Per poter aderire alla rottamazione delle cartelle Equitalia ci sarà tempo fino al 31 marzo 2017, è questo quanto chiarito ne giorni scorsi da Equitalia, nel corso dell’incontro avvenuto con l’Ordine Dottori Commercialisti Esperti Contabili di Roma, dove gli esperti hanno risposto ai quesiti inoltrati dall’Odcec e da altri ordini territoriali. Secondo quanto è emerso, sarà possibile usufruire della rottamazione presentando apposita domanda entro e non oltre il 31 marzo. E’ possibile rinunciare alla rottamazione Equitalia soltanto nei casi chiarirti da Equitalia appunto e per poter fare rinuncia bisognerà presentare domanda o meglio presentare richiesta all’Ente in specifici tempi poichè all’atto di presentazione dell’istanza il contribuente dichiara di accettare la definizione agevolata dei ruoli.

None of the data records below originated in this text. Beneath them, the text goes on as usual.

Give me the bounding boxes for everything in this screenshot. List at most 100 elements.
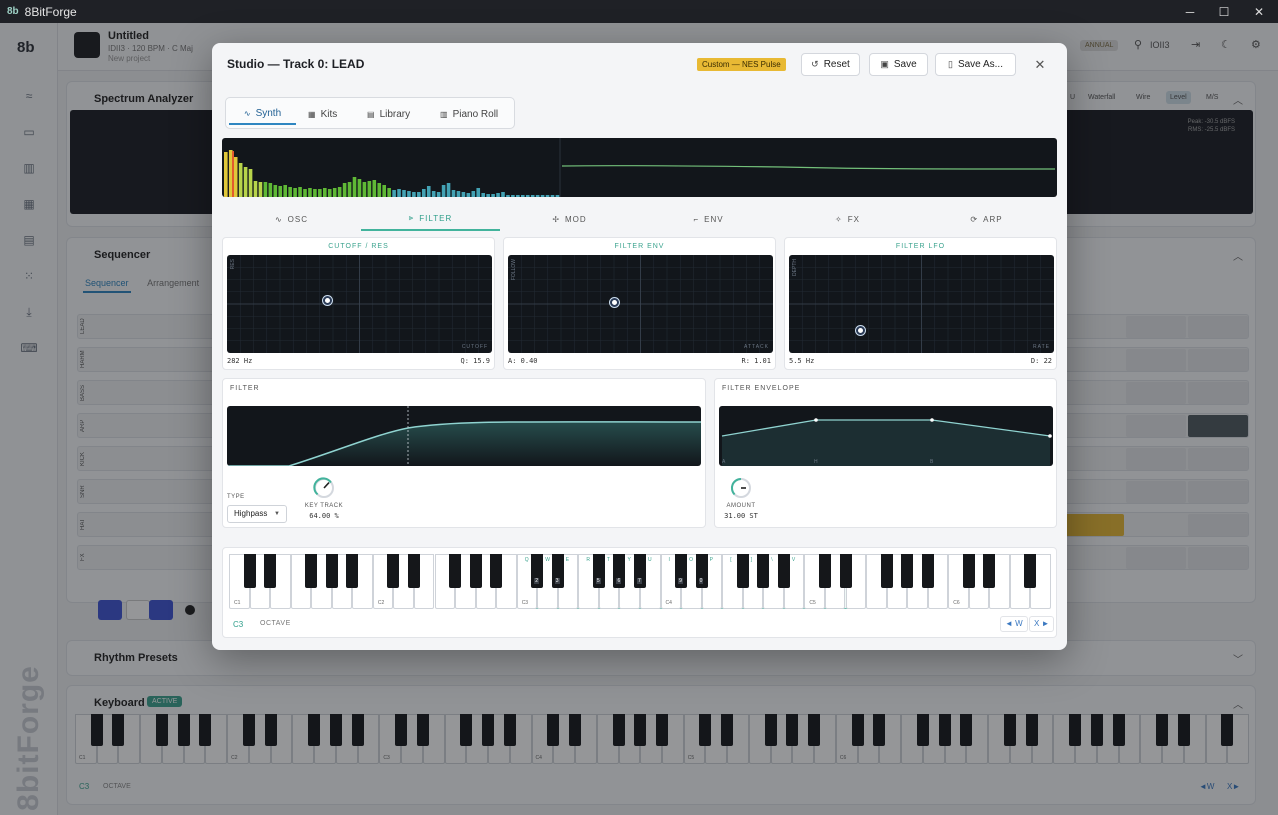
xy-pad-title: FILTER LFO (895, 243, 946, 250)
black-key[interactable] (921, 554, 934, 588)
key-label: C2 (377, 600, 385, 606)
octave-down-button[interactable]: ◄ W (1000, 616, 1028, 632)
black-key[interactable] (346, 554, 359, 588)
resonance-value: Q: 15.9 (460, 357, 490, 365)
black-key-hotkey: 3 (554, 578, 560, 584)
black-key[interactable] (818, 554, 831, 588)
black-key[interactable] (264, 554, 277, 588)
xy-pad-area[interactable]: RES CUTOFF (227, 255, 492, 353)
synth-subtabs: ∿ OSC ⫸ FILTER ✢ MOD ⌐ ENV ✧ FX ⟳ ARP (222, 207, 1057, 231)
key-label: C1 (234, 600, 241, 606)
tab-synth[interactable]: ∿ Synth (229, 103, 296, 125)
key-label: C5 (809, 600, 816, 606)
studio-modal: Studio — Track 0: LEAD Custom — NES Puls… (212, 43, 1067, 650)
xy-pad-handle[interactable] (323, 295, 333, 305)
amount-label: AMOUNT (726, 503, 756, 509)
modal-close-button[interactable]: ✕ (1030, 55, 1050, 75)
key-label: C4 (665, 600, 672, 606)
key-track-value: 64.00 % (309, 512, 339, 520)
xy-y-axis-label: FOLLOW (511, 259, 517, 281)
tab-library[interactable]: ▤ Library (367, 103, 410, 125)
filter-envelope-panel: FILTER ENVELOPE A H B AMOUNT 31.00 ST (714, 378, 1057, 528)
xy-x-axis-label: ATTACK (744, 344, 769, 350)
wave-icon: ∿ (243, 108, 251, 118)
white-key-hotkey: ] (750, 557, 753, 563)
xy-pad-area[interactable]: FOLLOW ATTACK (508, 255, 773, 353)
black-key[interactable] (469, 554, 482, 588)
amount-knob[interactable] (730, 477, 752, 499)
black-key[interactable] (305, 554, 318, 588)
save-icon: ▣ (880, 59, 889, 69)
black-key[interactable] (325, 554, 338, 588)
modal-title: Studio — Track 0: LEAD (227, 57, 365, 71)
reset-button[interactable]: ↺ Reset (801, 53, 860, 76)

Dunque, secondo quanto riferito da Equitalia, per poter aderire alla definizione agevolata dei ruoli prevista dal d.l. n. 193/2016 riguardante tutte le cartelle esattoriali notificate ai contribuenti dal 2000 al 2016 si potrà presentare apposita istanza ovvero il modello DA1 entro e non oltre il 31 marzo 2017. Sempre entro la stessa data, secondo quanto riferito da Equitalia sarà possibile revocare questa opzione, presentando dichiarazione di rinuncia espressa alla richiesta di adesione alla definizione agevolata precedentemente inoltrata; trascorso questo termine, purtroppo il contribuente non potrà più tornare indietro ed ancora in caso di mancato pagamento della prima rata della definizione, la sospensione sarà revocata ed il contribuente potrà riprendere a pagare le rate della dilazione concessa in precedenza.

Per quanto riguarda il calcolo delle somme dovute, Equitalia ha fatto sapere che terrà conto degli importi già versati a titolo di capitale e interessi compresi nei carichi affidati lasciando fuori quanto versato a titolo di sanzioni che resta acquisito dall’Agente della riscossione. Novità anche sul fronte dei “decaduti”, e coloro infatti che sono decaduti da un precedente piano di rateizzazione rientrano nell’ambito di applicazione della rottamazione delle cartelle, ricorda Equitalia, purchè entro il 31 marzo prossimo, abbiano saldato l’importo delle rate scadute al 31 dicembre 2016. Possono essere oggetto di rottamazione tutti i ruoli affidati all’Agente di riscossione relativi a:-imposte (compresa l’Iva), tributi; -contributi previdenziali e assistenziali (affidati anche da Inail o Inps); -sanzioni derivanti da violazioni del Codice della strada ruoli emessi da Regioni;- Province, Città metropolitane e Comuni (per esempio Ici o tassa sui rifiuti).